Ela foi liberada após ficar detida por cinco horas. "Não estou estável psicologicamente", diz. "Eu me sinto traumatizada depois que os agentes alfandegários enviaram minhas informações para o sistema de controle deles. Eu fico pensando que a qualquer momento eles podem chegar e me pegar porque um deles disse que tinha enviado minhas informações de contato e minhas conversas para o chefe do M23."
Auto-censura e estresse financeiro
Jornalistas na RDC estão evitando cobrir assuntos sensíveis, como as atividades desumanas dos soldados, para evitar serem presos. Por exemplo, vários casos de violência sexual e roubo ligados ao grupo miliciano Wazalendo, que lutou ao lado dos militares congoleses contra os rebeldes do M23, não tiveram cobertura, diz Mayifilua.
"Você não pode falar sobre o assunto na mídia local, do contrário esses milicianos vão chegar e te matar", diz. "Soldados do governo fazem saques sempre que eles perdem um vilarejo. Mas se você denunciar esses atos, as autoridades te prendem."
Consequentemente, jornalistas estão reduzindo o seu trabalho, o que por sua vez dificulta o sustento de suas famílias.
"Eu não trabalho desde que os rebeldes entraram em Goma. Não tenho dinheiro. Vivo graças ao pagamento de dinheiro que emprestei", diz Tuluka, mãe solo de duas meninas. "Estamos vivendo atualmente um momento muito estressante."
Apoio aos jornalistas congoleses
O principal desafio dos jornalistas congoleses hoje é estarem no fogo cruzado de tantos grupos hostis, segundo Gilbert Bukeyeneza, fundador da Ukweli Coalition, que apoia o jornalismo investigativo transfronteiriço no leste da África.
"A independência editorial dos jornalistas está em risco porque tanto o governo quanto os rebeldes querem que os jornalistas se alinhem às suas narrativas", diz Bukeyeneza. "Eles querem que os jornalistas se convertam em suas ferramentas e canais de comunicação."
Nessas circunstâncias, Bukeyeneza clama para que os jornalistas priorizem a segurança. "Não posso mentir e pedir para os jornalistas demonstrarem bravura porque eles podem ser presos", completa.
Uma forma de organizações de mídia apoiarem os jornalistas congoleses presos nesse conflito mortal é por meio da promoção de esforços de reportagem transfronteiriços. A Ukweli Coalition já está colaborando com jornalistas dessa forma; algumas investigações, incluindo o impacto dos conflitos na segurança alimentar, vão ser publicadas em breve, diz Bukeyeneza.

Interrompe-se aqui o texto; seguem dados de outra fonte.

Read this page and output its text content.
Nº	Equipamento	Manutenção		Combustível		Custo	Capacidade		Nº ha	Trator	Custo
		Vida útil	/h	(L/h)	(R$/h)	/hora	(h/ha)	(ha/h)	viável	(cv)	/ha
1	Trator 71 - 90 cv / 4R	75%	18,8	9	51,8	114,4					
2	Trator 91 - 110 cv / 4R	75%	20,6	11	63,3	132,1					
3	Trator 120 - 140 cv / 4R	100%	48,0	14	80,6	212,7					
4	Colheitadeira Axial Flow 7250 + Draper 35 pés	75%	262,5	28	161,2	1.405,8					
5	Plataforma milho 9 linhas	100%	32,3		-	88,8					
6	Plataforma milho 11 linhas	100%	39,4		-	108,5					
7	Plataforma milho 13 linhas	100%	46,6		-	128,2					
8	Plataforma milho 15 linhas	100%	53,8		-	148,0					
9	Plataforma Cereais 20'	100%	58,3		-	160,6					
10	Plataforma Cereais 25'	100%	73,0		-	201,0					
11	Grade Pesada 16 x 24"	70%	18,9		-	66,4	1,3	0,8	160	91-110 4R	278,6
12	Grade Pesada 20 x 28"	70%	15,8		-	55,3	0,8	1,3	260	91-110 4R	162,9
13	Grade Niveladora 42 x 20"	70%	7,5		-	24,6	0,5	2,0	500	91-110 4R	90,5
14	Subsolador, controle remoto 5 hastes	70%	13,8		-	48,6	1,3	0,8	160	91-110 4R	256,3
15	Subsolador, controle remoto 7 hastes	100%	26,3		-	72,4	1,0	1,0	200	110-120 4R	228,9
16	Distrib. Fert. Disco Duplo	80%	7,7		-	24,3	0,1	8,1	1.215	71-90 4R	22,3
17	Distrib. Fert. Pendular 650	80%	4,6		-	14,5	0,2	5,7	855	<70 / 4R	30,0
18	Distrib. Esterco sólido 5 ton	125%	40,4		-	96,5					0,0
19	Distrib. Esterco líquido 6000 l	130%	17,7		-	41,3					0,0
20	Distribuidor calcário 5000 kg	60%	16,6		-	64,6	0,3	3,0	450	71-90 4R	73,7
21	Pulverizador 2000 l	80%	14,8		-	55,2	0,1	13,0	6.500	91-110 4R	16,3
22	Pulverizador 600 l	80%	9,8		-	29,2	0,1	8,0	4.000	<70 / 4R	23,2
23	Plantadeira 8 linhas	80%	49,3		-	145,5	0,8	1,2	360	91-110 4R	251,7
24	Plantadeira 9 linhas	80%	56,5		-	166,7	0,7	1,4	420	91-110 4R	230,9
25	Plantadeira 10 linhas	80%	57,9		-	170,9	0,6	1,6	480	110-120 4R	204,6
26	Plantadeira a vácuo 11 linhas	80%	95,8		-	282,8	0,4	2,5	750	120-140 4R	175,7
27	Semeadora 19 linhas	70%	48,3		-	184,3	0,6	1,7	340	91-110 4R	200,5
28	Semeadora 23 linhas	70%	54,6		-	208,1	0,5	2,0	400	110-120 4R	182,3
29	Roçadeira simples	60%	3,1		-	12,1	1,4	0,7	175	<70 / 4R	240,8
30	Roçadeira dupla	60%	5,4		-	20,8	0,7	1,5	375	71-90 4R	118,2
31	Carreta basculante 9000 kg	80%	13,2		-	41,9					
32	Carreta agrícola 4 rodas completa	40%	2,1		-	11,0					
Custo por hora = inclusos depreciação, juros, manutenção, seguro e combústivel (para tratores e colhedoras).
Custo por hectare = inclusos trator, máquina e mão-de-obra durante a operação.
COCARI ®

Mas esses projetos transfronteiriços também têm seus desafios, sendo o principal deles unir jornalistas da RDC, Burundi e Ruanda, três países diretamente envolvidos no conflito.
"Uma pauta sobre o M23 não vai funcionar porque há opiniões diferentes sobre a questão e jornalistas dos países envolvidos no conflito podem não confiar uns nos outros", diz Bukeyeneza. Ele sugere trazer para os projetos jornalistas do Quênia, de Uganda e da Tanzânia.
Mayifilua está de volta à RDC depois de ficar em Uganda por 11 dias. Ele e Tuluka continuam comprometidos com a mudança da sociedade por meio do jornalismo de impacto.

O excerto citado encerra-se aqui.